In One Sec itself, you’ll find a range of intervention types if you don’t like the default breathing exercise: following a dot; rotating your device; guilting you by turning your phone into a ‘mirror’ when you launch a naughty app. Scheduling allows you to define when One Sec asserts itself, one useful option being for a defined period after waking up.
One Sec is effective, although be mindful much of its functionality (including handy options like intentional app switching) sits behind a subscription. But you can at least try the basics against one app for free.
Unhabit (free)
Best for: website blocking
Should you spend many hours in Safari, chances are there are websites you’re wasting time on. With Unhabit, you can select these websites, and define days you’re ‘allowed’ to access them freely, along with a time delay that’s imposed during days when you are not.
The system itself is then activated in Safari. As soon as you visit an affected site, you’re presented with a block screen. You can temporarily unblock just that page (not the entire website) by heading to Safari’s extension menu and triggering a countdown. It’s annoying enough that you’ll soon learn to avoid the site in question when you’re not supposed to be visiting. Back in Unhabit itself, you can peruse statistics to see how you’re doing with each site.
Obviously, Unhabit is easily bypassed – you just turn off the extension. But this app is about training. We found it worked well at stopping us visiting social media websites and web forums, thereby breaking bad habits. Given how quick and easy Unhabit makes it to manage sites, it comes recommended – and the lack of a price tag is a lovely bonus.
Forest ($3.99/£3.49)
Best for: temporary blocking
This simplified take on a Pomodoro timer aims to encourage you to spend periods of time during each day focusing on a single task. There are plenty of timers that use such a system, but Forest differentiates itself by having you grow virtual trees while you work.
Should you manage to run the timer down, thereby completing your task (or at least not getting distracted by something on your phone), your tree is safe and can be planted in a virtual forest. This, over time, becomes a fun way to monitor progress – although more standard stats and bar charts are available too.
Where the app clamps down is in warning you if you stray – at least if you activate the deep focus mode, which we recommend doing. Switch apps and Forest notifies you to switch back. Ignore the app and it punishes you by turning your tiny tree into a very dead stick.

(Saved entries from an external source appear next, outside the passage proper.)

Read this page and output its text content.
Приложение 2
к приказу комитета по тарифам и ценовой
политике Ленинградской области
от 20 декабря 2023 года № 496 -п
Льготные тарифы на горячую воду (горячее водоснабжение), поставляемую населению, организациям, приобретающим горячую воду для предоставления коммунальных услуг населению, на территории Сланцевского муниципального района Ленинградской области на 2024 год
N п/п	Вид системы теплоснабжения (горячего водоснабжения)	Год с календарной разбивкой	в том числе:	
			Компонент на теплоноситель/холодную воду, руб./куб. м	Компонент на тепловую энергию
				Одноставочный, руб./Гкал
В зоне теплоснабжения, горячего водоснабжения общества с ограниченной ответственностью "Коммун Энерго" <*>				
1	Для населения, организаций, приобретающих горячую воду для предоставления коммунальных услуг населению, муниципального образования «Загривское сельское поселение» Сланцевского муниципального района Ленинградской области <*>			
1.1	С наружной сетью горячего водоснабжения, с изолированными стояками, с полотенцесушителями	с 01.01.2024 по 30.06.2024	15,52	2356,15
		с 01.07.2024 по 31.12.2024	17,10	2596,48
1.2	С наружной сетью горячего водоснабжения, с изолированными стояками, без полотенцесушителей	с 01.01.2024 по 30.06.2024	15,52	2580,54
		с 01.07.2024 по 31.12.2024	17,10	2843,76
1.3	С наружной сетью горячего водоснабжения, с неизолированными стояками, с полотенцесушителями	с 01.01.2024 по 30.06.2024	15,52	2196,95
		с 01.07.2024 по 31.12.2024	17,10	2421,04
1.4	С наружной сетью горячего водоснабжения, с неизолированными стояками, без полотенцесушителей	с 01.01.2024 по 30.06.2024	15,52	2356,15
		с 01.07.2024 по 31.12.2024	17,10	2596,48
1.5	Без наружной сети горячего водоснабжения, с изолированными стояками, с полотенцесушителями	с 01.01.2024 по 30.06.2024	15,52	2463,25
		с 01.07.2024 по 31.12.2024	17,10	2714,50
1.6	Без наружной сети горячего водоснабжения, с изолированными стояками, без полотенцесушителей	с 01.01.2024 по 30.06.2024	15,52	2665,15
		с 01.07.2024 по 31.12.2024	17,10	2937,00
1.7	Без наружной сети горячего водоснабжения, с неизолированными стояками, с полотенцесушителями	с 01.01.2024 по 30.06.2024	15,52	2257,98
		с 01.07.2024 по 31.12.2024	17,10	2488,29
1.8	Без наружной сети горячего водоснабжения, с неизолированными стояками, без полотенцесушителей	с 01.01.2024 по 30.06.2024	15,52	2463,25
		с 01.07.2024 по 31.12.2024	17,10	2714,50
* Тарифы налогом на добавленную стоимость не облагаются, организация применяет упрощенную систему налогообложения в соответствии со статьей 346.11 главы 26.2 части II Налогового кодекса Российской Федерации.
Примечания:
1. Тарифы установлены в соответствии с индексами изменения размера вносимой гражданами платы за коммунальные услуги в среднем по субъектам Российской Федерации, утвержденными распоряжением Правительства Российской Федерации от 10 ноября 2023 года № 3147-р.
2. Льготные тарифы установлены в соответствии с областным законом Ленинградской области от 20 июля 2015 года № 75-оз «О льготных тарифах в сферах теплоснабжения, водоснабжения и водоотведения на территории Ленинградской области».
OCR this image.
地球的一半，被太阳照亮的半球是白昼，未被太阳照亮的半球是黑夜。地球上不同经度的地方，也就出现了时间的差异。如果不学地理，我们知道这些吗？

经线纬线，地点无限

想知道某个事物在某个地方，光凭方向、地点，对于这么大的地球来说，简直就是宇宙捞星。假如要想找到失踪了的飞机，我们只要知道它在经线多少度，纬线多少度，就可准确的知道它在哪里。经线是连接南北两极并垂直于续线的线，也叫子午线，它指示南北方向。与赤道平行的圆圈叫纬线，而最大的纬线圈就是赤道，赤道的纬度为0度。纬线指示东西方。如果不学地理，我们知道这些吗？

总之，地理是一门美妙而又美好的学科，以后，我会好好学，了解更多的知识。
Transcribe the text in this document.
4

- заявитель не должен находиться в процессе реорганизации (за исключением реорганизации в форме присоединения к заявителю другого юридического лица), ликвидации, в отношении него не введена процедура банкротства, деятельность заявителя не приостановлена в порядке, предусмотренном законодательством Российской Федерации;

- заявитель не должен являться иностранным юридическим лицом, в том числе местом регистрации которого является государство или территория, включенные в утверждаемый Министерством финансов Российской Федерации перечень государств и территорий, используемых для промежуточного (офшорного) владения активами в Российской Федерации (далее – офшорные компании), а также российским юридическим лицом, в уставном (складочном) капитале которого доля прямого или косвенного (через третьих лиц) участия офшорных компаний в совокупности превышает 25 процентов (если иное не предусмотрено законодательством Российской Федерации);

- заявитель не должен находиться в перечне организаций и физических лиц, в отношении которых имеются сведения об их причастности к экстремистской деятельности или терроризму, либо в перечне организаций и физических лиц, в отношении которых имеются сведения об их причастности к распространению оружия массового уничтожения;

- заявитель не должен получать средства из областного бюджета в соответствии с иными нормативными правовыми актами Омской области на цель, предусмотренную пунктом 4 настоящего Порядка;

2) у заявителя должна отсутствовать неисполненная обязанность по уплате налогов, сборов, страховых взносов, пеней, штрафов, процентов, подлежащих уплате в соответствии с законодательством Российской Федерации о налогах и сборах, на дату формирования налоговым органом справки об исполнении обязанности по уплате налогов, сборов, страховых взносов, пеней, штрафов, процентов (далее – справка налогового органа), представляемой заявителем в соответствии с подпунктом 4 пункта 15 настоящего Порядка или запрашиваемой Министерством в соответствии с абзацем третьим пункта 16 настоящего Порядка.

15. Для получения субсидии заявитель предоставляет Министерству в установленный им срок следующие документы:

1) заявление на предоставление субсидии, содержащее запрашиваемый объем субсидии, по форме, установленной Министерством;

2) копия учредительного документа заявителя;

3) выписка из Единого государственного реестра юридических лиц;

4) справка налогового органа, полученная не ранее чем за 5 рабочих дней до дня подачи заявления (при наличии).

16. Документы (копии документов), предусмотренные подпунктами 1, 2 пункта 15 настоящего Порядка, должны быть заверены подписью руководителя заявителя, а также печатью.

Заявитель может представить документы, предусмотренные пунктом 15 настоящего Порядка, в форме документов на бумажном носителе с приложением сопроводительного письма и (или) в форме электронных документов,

That might all sound silly, but it works – assuming you’re not a gleefully flagrant tree murderer.
Streaks ($4.99/£4.49)
Best for: manual habit training
The idea behind Streaks is to track habits and over time infuse good ones into your routine – and banish bad ones. The app doesn’t have a robotic approach to streaks, unlike certain Cupertino-based named-after-fruit companies we could mention. Instead, tasks can be set to occur a specific number of times over a certain time period – for example, exercising four days in seven.
This is the case whether your habit is positive or negative. If you want to cut yourself some slack, you could opt to have a Facebook task that can be triggered up to five times per week. As long as you don’t go over that figure, the streak remains intact. Progress can be tracked using widgets or your Apple Watch.
The downside is obvious: Streaks requires honesty and manual logging. It won’t know whether or not you’ve spent the entire day doing something you said you wouldn’t. But if you’re up for that, it’s a good system: flexible and able to house all of your habit-forming tasks within a single, bold, usable interface.